The band filed a lawsuit in the Los Angeles Superior Court on June 7, alleging a breach of contract from the insurance company, and they are seeking compensation, plus ‘a declaration of the rights and obligations of the parties.’ Metallica say that their "cancellation, abandonment and non-appearance insurance" policy obtained via Lloyd's of London was denied, with Lloyd’s citing the policy's communicable disease exclusion. Metallica’s lawyers have criticised this stance as "an unreasonably restrictive interpretation of the policy.”
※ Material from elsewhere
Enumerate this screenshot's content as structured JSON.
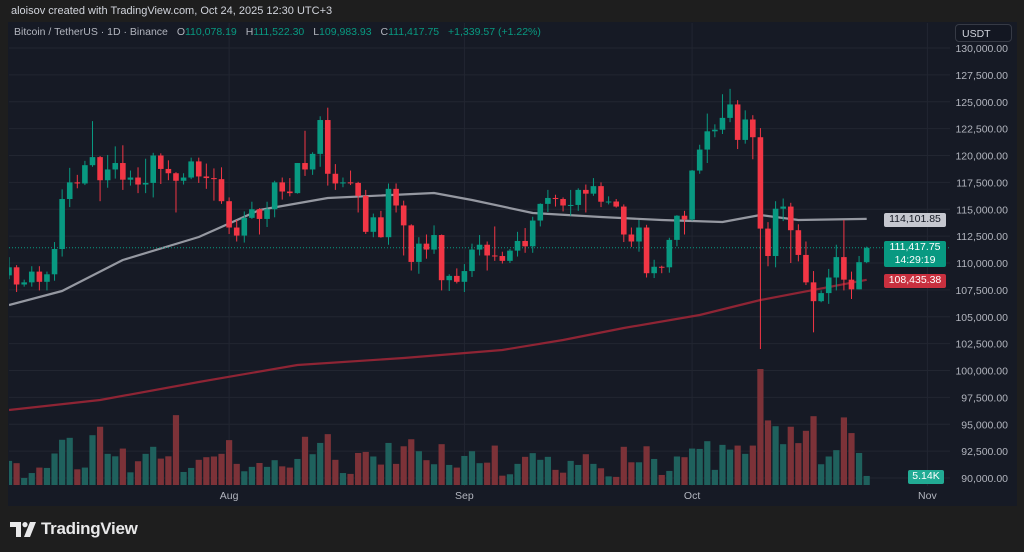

As Blabbermouth reports, this is not the first time Lloyd's Of London has been involved in a lawsuit related to the cancelation of tour dates. In 2016, Foo Fighters agreed to settle a lawsuit against their insurers on claims relating to shows pulled from their 2015 world tour schedule after Dave Grohl snapped his fibula following a fall from the stage of Gothenburg’s Ullevi Stadium. In that instance, the lawsuit was dismissed with prejudice, and Foo Fighters were barred from re-filing the case on the same claim. Terms were not disclosed.
Away from the courts, it appears that Metallica will be reissuing the ‘Black Album’ later this year for its 30th anniversary.
On May 21 the band posted a clip of a 1992 live performance of Wherever I May Roam from San Diego on Instagram, tagging the post with the hashtag ‘BlackAlbum2021?’
Given that the quartet have already released deluxe reissues of Kill Em All, Ride The Lightning, Master Of Puppets and …And Justice For All in recent years, an expanded reissue of Metallica, which will celebrate its thirtieth birthday on August 12, 2021, would be the next logical step in their reissue programme.